The research I’m doing now I wasn’t going out looking to do it. As a coach, I really try to be innovative and find ways that may be a little outside the box, to try and get my players to do things the way I want them done. So my setter a few year ago, Megan Rietema, I couldn’t get her to make the kind of decisions I thought a setter should make. I tried everything. I tried showing her video, I tried stopping practice to show her the play. I finally decided I wanted to try to get in her head in the middle of a rally, and find out what’s going on. So I knew we had these rinky-dink two-way microphones that soccer officials use to communicate. I put (Rietema) on one, and I put me on one. Between every point I asked her to tell me what the middle blocker was doing on the other side of the net. From there, and once she got to the point where I thought she was really thinking the way a setter should, I said, “okay, now I want you to just listen to me.” And so now I was getting in her head. We came up with this cool communication system with words in the middle of rallies. She got a feel for where I wanted her to set, and why. It was a difference-maker for us. Then I started thinking, “What should a DS be seeing? Or a left side? Or how about a middle with their eye-sequencing?” So I started to trying to find that information, and there’s nothing out there! There’s all kinds of stuff about the physical part, but nothing about what’s going on in what players see. Then I thought maybe I could come up with a device that would help answer some of these questions. So I called Kathy DeBoer (AVCA Executive Director) and we talked for an hour-and-a-half. She thought it was a great idea. Long story short, I was granted a sabbatical, and an anonymous donor who I wasn’t looking for gave me up to $100,000 to pursue it.
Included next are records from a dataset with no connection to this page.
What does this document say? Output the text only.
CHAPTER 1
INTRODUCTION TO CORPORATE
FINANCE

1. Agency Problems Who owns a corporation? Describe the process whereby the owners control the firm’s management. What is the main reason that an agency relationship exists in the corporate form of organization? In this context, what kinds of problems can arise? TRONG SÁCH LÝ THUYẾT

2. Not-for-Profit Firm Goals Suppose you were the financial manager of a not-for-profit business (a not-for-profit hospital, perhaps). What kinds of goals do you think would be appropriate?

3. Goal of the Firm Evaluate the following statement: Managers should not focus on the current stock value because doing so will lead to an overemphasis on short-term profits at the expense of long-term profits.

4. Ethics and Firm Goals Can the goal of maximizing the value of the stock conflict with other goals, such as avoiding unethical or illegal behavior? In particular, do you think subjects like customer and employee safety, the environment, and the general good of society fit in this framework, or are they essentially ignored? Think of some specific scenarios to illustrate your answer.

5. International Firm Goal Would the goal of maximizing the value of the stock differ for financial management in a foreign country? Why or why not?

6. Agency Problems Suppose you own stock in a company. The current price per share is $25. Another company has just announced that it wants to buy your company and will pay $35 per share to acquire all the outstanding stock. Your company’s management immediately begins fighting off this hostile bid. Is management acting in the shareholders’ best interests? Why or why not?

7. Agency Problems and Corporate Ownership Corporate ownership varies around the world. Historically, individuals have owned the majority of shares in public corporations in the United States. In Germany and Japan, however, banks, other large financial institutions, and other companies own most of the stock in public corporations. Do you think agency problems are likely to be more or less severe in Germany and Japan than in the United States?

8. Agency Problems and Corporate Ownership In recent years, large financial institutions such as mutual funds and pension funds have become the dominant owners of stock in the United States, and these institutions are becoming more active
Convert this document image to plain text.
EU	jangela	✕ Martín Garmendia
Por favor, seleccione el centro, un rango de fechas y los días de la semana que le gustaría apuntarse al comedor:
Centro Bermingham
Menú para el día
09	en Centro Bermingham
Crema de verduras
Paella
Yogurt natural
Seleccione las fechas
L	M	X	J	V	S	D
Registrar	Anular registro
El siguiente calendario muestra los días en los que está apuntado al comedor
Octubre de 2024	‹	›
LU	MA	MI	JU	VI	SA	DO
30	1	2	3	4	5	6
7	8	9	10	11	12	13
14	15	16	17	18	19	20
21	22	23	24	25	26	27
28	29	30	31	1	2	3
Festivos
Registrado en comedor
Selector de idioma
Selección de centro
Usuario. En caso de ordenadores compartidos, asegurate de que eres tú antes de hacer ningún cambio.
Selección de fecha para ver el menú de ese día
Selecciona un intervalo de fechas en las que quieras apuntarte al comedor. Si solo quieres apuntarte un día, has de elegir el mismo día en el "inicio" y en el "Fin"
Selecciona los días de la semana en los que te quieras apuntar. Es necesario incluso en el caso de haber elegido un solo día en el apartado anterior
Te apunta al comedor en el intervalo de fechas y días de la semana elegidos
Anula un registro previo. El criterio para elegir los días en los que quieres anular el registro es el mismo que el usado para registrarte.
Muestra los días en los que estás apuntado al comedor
Warners: And I had a connection with Karch Kiraly who had heard about it from Kathy. From there I went to five of the elite Division I coaches, and they all said, “yes, we’d love to have you come in with this machine.” Right now, I’m in the middle of coding research from all those places, and I want to find out what are two or three things that players are seeing in the middle of a rally that are really important. As coaches, if we know that, how do we train for that? I’m hoping to have the results by the end of summer. I’m really excited about it because I believe it has potential to change the way we coach.
RM: And you’re talking about coaching any sport?
Warners: Any sport. Since then, I’ve had some professional teams contact me in different sports. The machine is six wireless microphones that are very portable and durable. Then I have four earpieces. You can use any combination. But the really cool thing is that all the microphones get recorded into a computer, and you can then sync it to video. So you can now not only show a player what they were doing on video, but what they were saying too. I’ve used in our gym with my players’ serving routine. I’ve talked to my players for two years about the process and the protocol for what they should be thinking before a serve. Until I put them on the microphone this spring, I realized that some of them really weren’t listening to me!
Warners: I’ve got great kids, but they’re held accountable now. John Dunning (Stanford) said to me that it changed the way they practice, that it’s finally something that can keep his players accountable for what we want them to see or say.
RM: That’s a really big complement.
Warners: I know! I’ve been incredibly fortunate and blessed to have the opportunity to go into those gyms.